Far From Refuge firmato God Is An Astronaut, trio irlandese giunto al quarto lavoro, è destinato a segnare una impercettibile svolta nella musica contemporanea.
Il post rock è prossimo a compiere i suoi 12/13 anni di età, se si pensa alle prime uscite di Mogwai e Godspeed You! Black Emperor.
Nonostante l'impressionante combinazione di emozioni spaziali che il genere è sempre riuscito a trasmettere non ha mai avuto troppo spazio a disposizione nel commercio musicale.
Il 2007 è l'anno del fenomeno inglese di Editors: alimentati da un mondo che non trova nei suoi abitanti la giusta volontà di provare a cambiare le cose, cavalcando le sempre più alte onde di Indie britannico e aggrappati al filo forse troppo sottile del successo.
Peccato per l'Italia: la musica italiana è ancora troppo distante dai movimenti europei e purtroppo il nostro paese è destinato a crescere ad un passo più lento del continente.
Il post rock non ha mai trovato una stabilità di esecuzione nel corso della sua esistenza ma ora è riuscito a restare a galla: ok, non è né a bordo di una nave da crociera né su un gommone ma è appeso al solito filo, che si può rompere da un momento all'altro.
C'è chi non riesce a definire gli Editors come gruppo post rock ma si limita a ritenerli indie: questo solo perché la loro voce li porta al di fuori, li porta oltre, li porta dall'altra parte: lì, dove regnano successo, soldi e mancanza di personalità.
Provate ad ascoltare l'atmosfera creata nel loro ultimo singolo "Smokers Outside The Ospital Doors" e non badate all'affascinante e calorosa voce del cantante, vi accorgerete che tutto torna: ebbene sì, anche quello è avvolgente post rock.
Il post rock è un genere principalmente strumentale, il post rock è musica, non sempre troppo orecchiabile ma sicuramente bella e vera musica.
Questo vogliono dirci GIAA nel loro ultimo disco.
Una presa di posizione definita dallo stile che li accomuna maggiormente agli Explosions In The Sky e che si rifa essenzialmente all'etica di Mogwai e Godspeed You!
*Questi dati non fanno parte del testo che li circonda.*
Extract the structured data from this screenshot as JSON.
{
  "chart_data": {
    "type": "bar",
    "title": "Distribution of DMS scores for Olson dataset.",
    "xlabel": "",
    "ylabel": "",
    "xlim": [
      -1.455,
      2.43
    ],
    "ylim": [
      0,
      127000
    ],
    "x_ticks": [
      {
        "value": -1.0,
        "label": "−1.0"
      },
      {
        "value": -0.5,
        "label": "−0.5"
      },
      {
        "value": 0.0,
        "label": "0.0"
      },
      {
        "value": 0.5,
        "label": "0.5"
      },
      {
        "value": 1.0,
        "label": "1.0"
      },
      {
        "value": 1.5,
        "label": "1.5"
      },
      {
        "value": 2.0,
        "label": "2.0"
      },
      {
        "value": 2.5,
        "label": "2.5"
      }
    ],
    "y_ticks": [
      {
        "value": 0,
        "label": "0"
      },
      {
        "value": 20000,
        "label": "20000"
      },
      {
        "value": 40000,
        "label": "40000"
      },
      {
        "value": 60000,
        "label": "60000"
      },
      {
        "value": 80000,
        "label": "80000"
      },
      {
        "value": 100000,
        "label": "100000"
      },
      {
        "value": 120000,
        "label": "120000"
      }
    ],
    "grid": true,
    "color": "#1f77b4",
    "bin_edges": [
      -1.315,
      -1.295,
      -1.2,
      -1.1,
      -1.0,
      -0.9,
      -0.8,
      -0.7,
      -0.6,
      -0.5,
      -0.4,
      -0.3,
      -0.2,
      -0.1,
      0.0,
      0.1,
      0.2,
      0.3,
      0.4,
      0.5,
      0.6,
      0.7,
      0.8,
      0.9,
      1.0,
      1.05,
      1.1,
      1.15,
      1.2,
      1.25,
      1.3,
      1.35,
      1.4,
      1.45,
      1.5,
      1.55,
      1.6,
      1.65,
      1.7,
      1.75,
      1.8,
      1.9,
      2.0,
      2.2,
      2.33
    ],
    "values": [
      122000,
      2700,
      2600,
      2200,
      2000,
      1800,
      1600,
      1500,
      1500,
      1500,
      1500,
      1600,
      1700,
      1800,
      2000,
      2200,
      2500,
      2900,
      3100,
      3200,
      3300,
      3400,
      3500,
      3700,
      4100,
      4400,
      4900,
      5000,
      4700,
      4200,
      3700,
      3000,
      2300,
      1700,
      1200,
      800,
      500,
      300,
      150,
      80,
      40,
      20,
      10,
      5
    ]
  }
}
Black Emperor.
È inutile fare buon viso a cattivo gioco.
Il disco Far From Refuge è il più articolato di tutta la discografia degli irlandesi: se è vero che non hanno mai cambiato completamente sonorità dal loro album d'esordio (The End Of The Beginning del 2002) ad oggi è altrettanto vero che se cinque anni fa la loro musica era paragonabile a un elenco di ingredienti per creare una succulenta e apprezzabilissima torta oggi si può affermare che oltre agli ingredienti i GIAA offrono anche il procedimento passo dopo passo per creare tale torta.
L'elettronica tenuta a livelli discreti non è mai di rilevante ingombro; la chitarra arpeggiata accompagnata da un basso ripetitivo e deciso è capace di fare attraversare fiumi di gioia passando per situazioni emotivamente critiche; la batteria poi, con quel suono secco, risucchiato , e con la grinta di riff tribali costantemente sopra i 120 bpm.
Ogni canzone ha un inizio calmo, risultato di un'attenta riflessione, per poi crescere a tal punto da riuscire a sfoggiare tutti i sentimenti che GIAA hanno dentro.
L'album si compone di 9 tracce.
La prima canzone ha il singolare titolo di "Radau" che in tedesco significa semplicemente "casino" ma più che un casino direi che è un piacevole insieme di suoni per le orecchie di un attento ascoltatore.
La seconda traccia è omonima del cd e riesce ad esprimere la malinconia, la rabbia e l'alienazione di questo grande gruppo: una sorta di "rutto libero" senza guardare in faccia nessuno.
Dalla terza song si entra in una serie di canzoni mid-tempo senza rilevanti particolari. Alcune di loro, se fossero caratterizzate da testi correttamente articolati, potrebbero diventare vere e proprie ballade.
Con "Darkfall", numero sei della tracklist, i GIAA parlano della loro avventura col brano più silenzioso e nello stesso tempo più assordante del disco.
Una giusta pausa per riprendere fiato e per far riposare la mente e poi via: si riparte con il brano che chiude questo fantastico album e che ha il compito di volgere un occhio al futuro della band. Il synth spadroneggia su un fischio noise di sottofondo e una chitarra urlatrice cessa i suoi lamenti solo dopo più di cinque minuti.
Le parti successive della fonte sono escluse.